Empat pasang pasutri perantau dari Kabupaten Simeulue patut berbahagia, bagaimana tidak ??? butuh waktu puluhan tahun untuk mendapatkan buku nikah, pernikahan diluar Kantor Urusan Agama yang dilaksanakan puluhan tahun yang lalu, tidak diakui oleh Negara, namun dengan adanya kegiatan sidang keliling yang dilaksanakan oleh Mahkamah Syariyah Sinabang di Desa Kuala Makmur, (13/04/2020), keinginan pasutri tersebut untuk mendapatkan buku nikah dapat terkabulkan.
Saya dulu merantau ke Singkil kerja di perusahan sawit sejak tahun 1990, kemudian saya menikah dengan istri saya tahun 1996, ya dihutan sawit, hanya dihadiri oleh teman teman kerja saja dan sebagian keluarga, sudah 24 tahun usia pernikahan baru bisa mendapatkan buku nikah, ya maklum pak kami masyarakat desa, kurang tau aturan aturan, sidang keliling dari Mahkamah Syar'iyah Sinabang sangat membantu kami, ungkap Armansyah salah satu Pemohon itsbat nikah.
permohonan Itsbat nikah dari tahun ke tahun datanya mulai menurun, mungkin kesadaran masyarakat untuk menikah di KUA semakin meningkat, sehingga tidak perlu di itsbat nikahkan.
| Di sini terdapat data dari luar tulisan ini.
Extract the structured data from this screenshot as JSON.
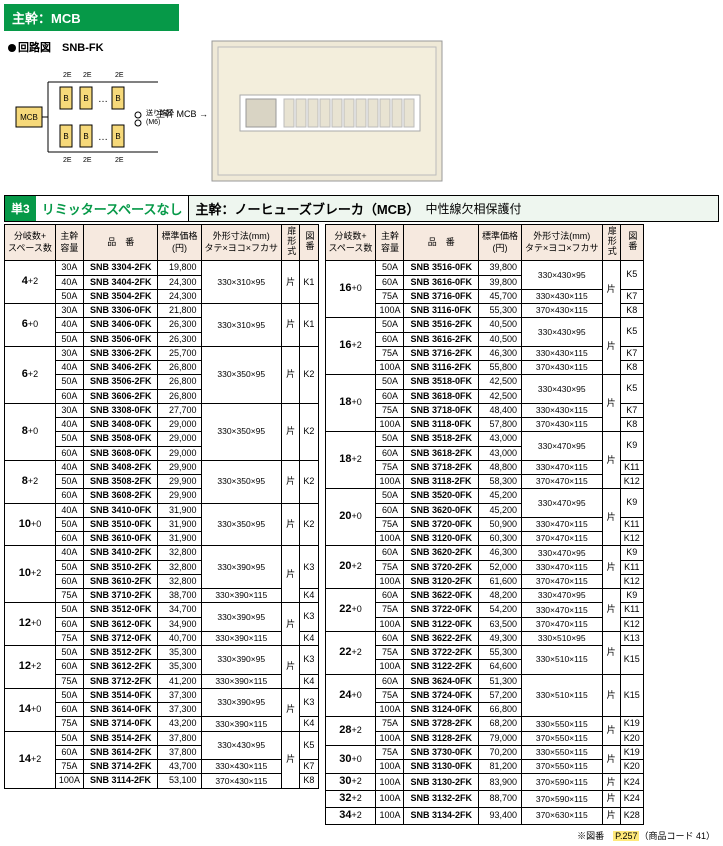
{
  "banner": "主幹：MCB",
  "circuit": {
    "label": "回路図",
    "model": "SNB-FK",
    "mcb": "MCB",
    "note": "送り端子\n(M6)",
    "bk": "B",
    "tap": "2E"
  },
  "photo": {
    "label": "主幹 MCB"
  },
  "subheader": {
    "badge": "単3",
    "txt1": "リミッタースペースなし",
    "txt2a": "主幹：ノーヒューズブレーカ（MCB）",
    "txt2b": "中性線欠相保護付"
  },
  "headers": {
    "c1": "分岐数+\nスペース数",
    "c2": "主幹\n容量",
    "c3": "品　番",
    "c4": "標準価格\n(円)",
    "c5": "外形寸法(mm)\nタテ×ヨコ×フカサ",
    "c6": "扉形式",
    "c7": "図番"
  },
  "left": [
    {
      "bc": "4+2",
      "rows": [
        {
          "cap": "30A",
          "pn": "SNB 3304-2FK",
          "price": "19,800",
          "dim": "330×310×95",
          "door": "片",
          "fig": "K1",
          "dimspan": 3,
          "doorspan": 3
        },
        {
          "cap": "40A",
          "pn": "SNB 3404-2FK",
          "price": "24,300"
        },
        {
          "cap": "50A",
          "pn": "SNB 3504-2FK",
          "price": "24,300"
        }
      ]
    },
    {
      "bc": "6+0",
      "rows": [
        {
          "cap": "30A",
          "pn": "SNB 3306-0FK",
          "price": "21,800",
          "dim": "330×310×95",
          "door": "片",
          "fig": "K1",
          "dimspan": 3,
          "doorspan": 3
        },
        {
          "cap": "40A",
          "pn": "SNB 3406-0FK",
          "price": "26,300"
        },
        {
          "cap": "50A",
          "pn": "SNB 3506-0FK",
          "price": "26,300"
        }
      ]
    },
    {
      "bc": "6+2",
      "rows": [
        {
          "cap": "30A",
          "pn": "SNB 3306-2FK",
          "price": "25,700",
          "dim": "330×350×95",
          "door": "片",
          "fig": "K2",
          "dimspan": 4,
          "doorspan": 4
        },
        {
          "cap": "40A",
          "pn": "SNB 3406-2FK",
          "price": "26,800"
        },
        {
          "cap": "50A",
          "pn": "SNB 3506-2FK",
          "price": "26,800"
        },
        {
          "cap": "60A",
          "pn": "SNB 3606-2FK",
          "price": "26,800"
        }
      ]
    },
    {
      "bc": "8+0",
      "rows": [
        {
          "cap": "30A",
          "pn": "SNB 3308-0FK",
          "price": "27,700",
          "dim": "330×350×95",
          "door": "片",
          "fig": "K2",
          "dimspan": 4,
          "doorspan": 4
        },
        {
          "cap": "40A",
          "pn": "SNB 3408-0FK",
          "price": "29,000"
        },
        {
          "cap": "50A",
          "pn": "SNB 3508-0FK",
          "price": "29,000"
        },
        {
          "cap": "60A",
          "pn": "SNB 3608-0FK",
          "price": "29,000"
        }
      ]
    },
    {
      "bc": "8+2",
      "rows": [
        {
          "cap": "40A",
          "pn": "SNB 3408-2FK",
          "price": "29,900",
          "dim": "330×350×95",
          "door": "片",
          "fig": "K2",
          "dimspan": 3,
          "doorspan": 3
        },
        {
          "cap": "50A",
          "pn": "SNB 3508-2FK",
          "price": "29,900"
        },
        {
          "cap": "60A",
          "pn": "SNB 3608-2FK",
          "price": "29,900"
        }
      ]
    },
    {
      "bc": "10+0",
      "rows": [
        {
          "cap": "40A",
          "pn": "SNB 3410-0FK",
          "price": "31,900",
          "dim": "330×350×95",
          "door": "片",
          "fig": "K2",
          "dimspan": 3,
          "doorspan": 3
        },
        {
          "cap": "50A",
          "pn": "SNB 3510-0FK",
          "price": "31,900"
        },
        {
          "cap": "60A",
          "pn": "SNB 3610-0FK",
          "price": "31,900"
        }
      ]
    },
    {
      "bc": "10+2",
      "rows": [
        {
          "cap": "40A",
          "pn": "SNB 3410-2FK",
          "price": "32,800",
          "dim": "330×390×95",
          "door": "片",
          "fig": "K3",
          "dimspan": 3,
          "doorspan": 4
        },
        {
          "cap": "50A",
          "pn": "SNB 3510-2FK",
          "price": "32,800"
        },
        {
          "cap": "60A",
          "pn": "SNB 3610-2FK",
          "price": "32,800"
        },
        {
          "cap": "75A",
          "pn": "SNB 3710-2FK",
          "price": "38,700",
          "dim": "330×390×115",
          "fig": "K4",
          "dimspan": 1
        }
      ]
    },
    {
      "bc": "12+0",
      "rows": [
        {
          "cap": "50A",
          "pn": "SNB 3512-0FK",
          "price": "34,700",
          "dim": "330×390×95",
          "door": "片",
          "fig": "K3",
          "dimspan": 2,
          "doorspan": 3
        },
        {
          "cap": "60A",
          "pn": "SNB 3612-0FK",
          "price": "34,900"
        },
        {
          "cap": "75A",
          "pn": "SNB 3712-0FK",
          "price": "40,700",
          "dim": "330×390×115",
          "fig": "K4",
          "dimspan": 1
        }
      ]
    },
    {
      "bc": "12+2",
      "rows": [
        {
          "cap": "50A",
          "pn": "SNB 3512-2FK",
          "price": "35,300",
          "dim": "330×390×95",
          "door": "片",
          "fig": "K3",
          "dimspan": 2,
          "doorspan": 3
        },
        {
          "cap": "60A",
          "pn": "SNB 3612-2FK",
          "price": "35,300"
        },
        {
          "cap": "75A",
          "pn": "SNB 3712-2FK",
          "price": "41,200",
          "dim": "330×390×115",
          "fig": "K4",
          "dimspan": 1
        }
      ]
    },
    {
      "bc": "14+0",
      "rows": [
        {
          "cap": "50A",
          "pn": "SNB 3514-0FK",
          "price": "37,300",
          "dim": "330×390×95",
          "door": "片",
          "fig": "K3",
          "dimspan": 2,
          "doorspan": 3
        },
        {
          "cap": "60A",
          "pn": "SNB 3614-0FK",
          "price": "37,300"
        },
        {
          "cap": "75A",
          "pn": "SNB 3714-0FK",
          "price": "43,200",
          "dim": "330×390×115",
          "fig": "K4",
          "dimspan": 1
        }
      ]
    },
    {
      "bc": "14+2",
      "rows": [
        {
          "cap": "50A",
          "pn": "SNB 3514-2FK",
          "price": "37,800",
          "dim": "330×430×95",
          "fig": "K5",
          "dimspan": 2,
          "doorspan": 4,
          "door": "片"
        },
        {
          "cap": "60A",
          "pn": "SNB 3614-2FK",
          "price": "37,800"
        },
        {
          "cap": "75A",
          "pn": "SNB 3714-2FK",
          "price": "43,700",
          "dim": "330×430×115",
          "fig": "K7",
          "dimspan": 1
        },
        {
          "cap": "100A",
          "pn": "SNB 3114-2FK",
          "price": "53,100",
          "dim": "370×430×115",
          "fig": "K8",
          "dimspan": 1
        }
      ]
    }
  ],
  "right": [
    {
      "bc": "16+0",
      "rows": [
        {
          "cap": "50A",
          "pn": "SNB 3516-0FK",
          "price": "39,800",
          "dim": "330×430×95",
          "fig": "K5",
          "dimspan": 2,
          "door": "片",
          "doorspan": 4
        },
        {
          "cap": "60A",
          "pn": "SNB 3616-0FK",
          "price": "39,800"
        },
        {
          "cap": "75A",
          "pn": "SNB 3716-0FK",
          "price": "45,700",
          "dim": "330×430×115",
          "fig": "K7",
          "dimspan": 1
        },
        {
          "cap": "100A",
          "pn": "SNB 3116-0FK",
          "price": "55,300",
          "dim": "370×430×115",
          "fig": "K8",
          "dimspan": 1
        }
      ]
    },
    {
      "bc": "16+2",
      "rows": [
        {
          "cap": "50A",
          "pn": "SNB 3516-2FK",
          "price": "40,500",
          "dim": "330×430×95",
          "fig": "K5",
          "dimspan": 2,
          "door": "片",
          "doorspan": 4
        },
        {
          "cap": "60A",
          "pn": "SNB 3616-2FK",
          "price": "40,500"
        },
        {
          "cap": "75A",
          "pn": "SNB 3716-2FK",
          "price": "46,300",
          "dim": "330×430×115",
          "fig": "K7",
          "dimspan": 1
        },
        {
          "cap": "100A",
          "pn": "SNB 3116-2FK",
          "price": "55,800",
          "dim": "370×430×115",
          "fig": "K8",
          "dimspan": 1
        }
      ]
    },
    {
      "bc": "18+0",
      "rows": [
        {
          "cap": "50A",
          "pn": "SNB 3518-0FK",
          "price": "42,500",
          "dim": "330×430×95",
          "fig": "K5",
          "dimspan": 2,
          "door": "片",
          "doorspan": 4
        },
        {
          "cap": "60A",
          "pn": "SNB 3618-0FK",
          "price": "42,500"
        },
        {
          "cap": "75A",
          "pn": "SNB 3718-0FK",
          "price": "48,400",
          "dim": "330×430×115",
          "fig": "K7",
          "dimspan": 1
        },
        {
          "cap": "100A",
          "pn": "SNB 3118-0FK",
          "price": "57,800",
          "dim": "370×430×115",
          "fig": "K8",
          "dimspan": 1
        }
      ]
    },
    {
      "bc": "18+2",
      "rows": [
        {
          "cap": "50A",
          "pn": "SNB 3518-2FK",
          "price": "43,000",
          "dim": "330×470×95",
          "fig": "K9",
          "dimspan": 2,
          "door": "片",
          "doorspan": 4
        },
        {
          "cap": "60A",
          "pn": "SNB 3618-2FK",
          "price": "43,000"
        },
        {
          "cap": "75A",
          "pn": "SNB 3718-2FK",
          "price": "48,800",
          "dim": "330×470×115",
          "fig": "K11",
          "dimspan": 1
        },
        {
          "cap": "100A",
          "pn": "SNB 3118-2FK",
          "price": "58,300",
          "dim": "370×470×115",
          "fig": "K12",
          "dimspan": 1
        }
      ]
    },
    {
      "bc": "20+0",
      "rows": [
        {
          "cap": "50A",
          "pn": "SNB 3520-0FK",
          "price": "45,200",
          "dim": "330×470×95",
          "fig": "K9",
          "dimspan": 2,
          "door": "片",
          "doorspan": 4
        },
        {
          "cap": "60A",
          "pn": "SNB 3620-0FK",
          "price": "45,200"
        },
        {
          "cap": "75A",
          "pn": "SNB 3720-0FK",
          "price": "50,900",
          "dim": "330×470×115",
          "fig": "K11",
          "dimspan": 1
        },
        {
          "cap": "100A",
          "pn": "SNB 3120-0FK",
          "price": "60,300",
          "dim": "370×470×115",
          "fig": "K12",
          "dimspan": 1
        }
      ]
    },
    {
      "bc": "20+2",
      "rows": [
        {
          "cap": "60A",
          "pn": "SNB 3620-2FK",
          "price": "46,300",
          "dim": "330×470×95",
          "fig": "K9",
          "dimspan": 1,
          "door": "片",
          "doorspan": 3
        },
        {
          "cap": "75A",
          "pn": "SNB 3720-2FK",
          "price": "52,000",
          "dim": "330×470×115",
          "fig": "K11",
          "dimspan": 1
        },
        {
          "cap": "100A",
          "pn": "SNB 3120-2FK",
          "price": "61,600",
          "dim": "370×470×115",
          "fig": "K12",
          "dimspan": 1
        }
      ]
    },
    {
      "bc": "22+0",
      "rows": [
        {
          "cap": "60A",
          "pn": "SNB 3622-0FK",
          "price": "48,200",
          "dim": "330×470×95",
          "fig": "K9",
          "dimspan": 1,
          "door": "片",
          "doorspan": 3
        },
        {
          "cap": "75A",
          "pn": "SNB 3722-0FK",
          "price": "54,200",
          "dim": "330×470×115",
          "fig": "K11",
          "dimspan": 1
        },
        {
          "cap": "100A",
          "pn": "SNB 3122-0FK",
          "price": "63,500",
          "dim": "370×470×115",
          "fig": "K12",
          "dimspan": 1
        }
      ]
    },
    {
      "bc": "22+2",
      "rows": [
        {
          "cap": "60A",
          "pn": "SNB 3622-2FK",
          "price": "49,300",
          "dim": "330×510×95",
          "fig": "K13",
          "dimspan": 1,
          "door": "片",
          "doorspan": 3
        },
        {
          "cap": "75A",
          "pn": "SNB 3722-2FK",
          "price": "55,300",
          "dim": "330×510×115",
          "fig": "K15",
          "dimspan": 2
        },
        {
          "cap": "100A",
          "pn": "SNB 3122-2FK",
          "price": "64,600"
        }
      ]
    },
    {
      "bc": "24+0",
      "rows": [
        {
          "cap": "60A",
          "pn": "SNB 3624-0FK",
          "price": "51,300",
          "dim": "330×510×115",
          "fig": "K15",
          "dimspan": 3,
          "door": "片",
          "doorspan": 3
        },
        {
          "cap": "75A",
          "pn": "SNB 3724-0FK",
          "price": "57,200"
        },
        {
          "cap": "100A",
          "pn": "SNB 3124-0FK",
          "price": "66,800"
        }
      ]
    },
    {
      "bc": "28+2",
      "rows": [
        {
          "cap": "75A",
          "pn": "SNB 3728-2FK",
          "price": "68,200",
          "dim": "330×550×115",
          "fig": "K19",
          "dimspan": 1,
          "door": "片",
          "doorspan": 2
        },
        {
          "cap": "100A",
          "pn": "SNB 3128-2FK",
          "price": "79,000",
          "dim": "370×550×115",
          "fig": "K20",
          "dimspan": 1
        }
      ]
    },
    {
      "bc": "30+0",
      "rows": [
        {
          "cap": "75A",
          "pn": "SNB 3730-0FK",
          "price": "70,200",
          "dim": "330×550×115",
          "fig": "K19",
          "dimspan": 1,
          "door": "片",
          "doorspan": 2
        },
        {
          "cap": "100A",
          "pn": "SNB 3130-0FK",
          "price": "81,200",
          "dim": "370×550×115",
          "fig": "K20",
          "dimspan": 1
        }
      ]
    },
    {
      "bc": "30+2",
      "rows": [
        {
          "cap": "100A",
          "pn": "SNB 3130-2FK",
          "price": "83,900",
          "dim": "370×590×115",
          "fig": "K24",
          "dimspan": 1,
          "door": "片",
          "doorspan": 1
        }
      ]
    },
    {
      "bc": "32+2",
      "rows": [
        {
          "cap": "100A",
          "pn": "SNB 3132-2FK",
          "price": "88,700",
          "dim": "370×590×115",
          "fig": "K24",
          "dimspan": 1,
          "door": "片",
          "doorspan": 1
        }
      ]
    },
    {
      "bc": "34+2",
      "rows": [
        {
          "cap": "100A",
          "pn": "SNB 3134-2FK",
          "price": "93,400",
          "dim": "370×630×115",
          "fig": "K28",
          "dimspan": 1,
          "door": "片",
          "doorspan": 1
        }
      ]
    }
  ],
  "footnote": {
    "a": "※図番",
    "b": "P.257",
    "c": "（商品コード 41）"
  }
}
Bagi masyarakat yang belum mendapatkan buku nikah, dapat segera mengajukan perkara permohonan itsbat nikah ke mahkamah agar semua akibat dari pernikahannya bisa mendapatkan perlindungan dari negara. Ungkap Humas Mahkamah Khairul Badri.Lc MA kepada tim IT Ms sinabang.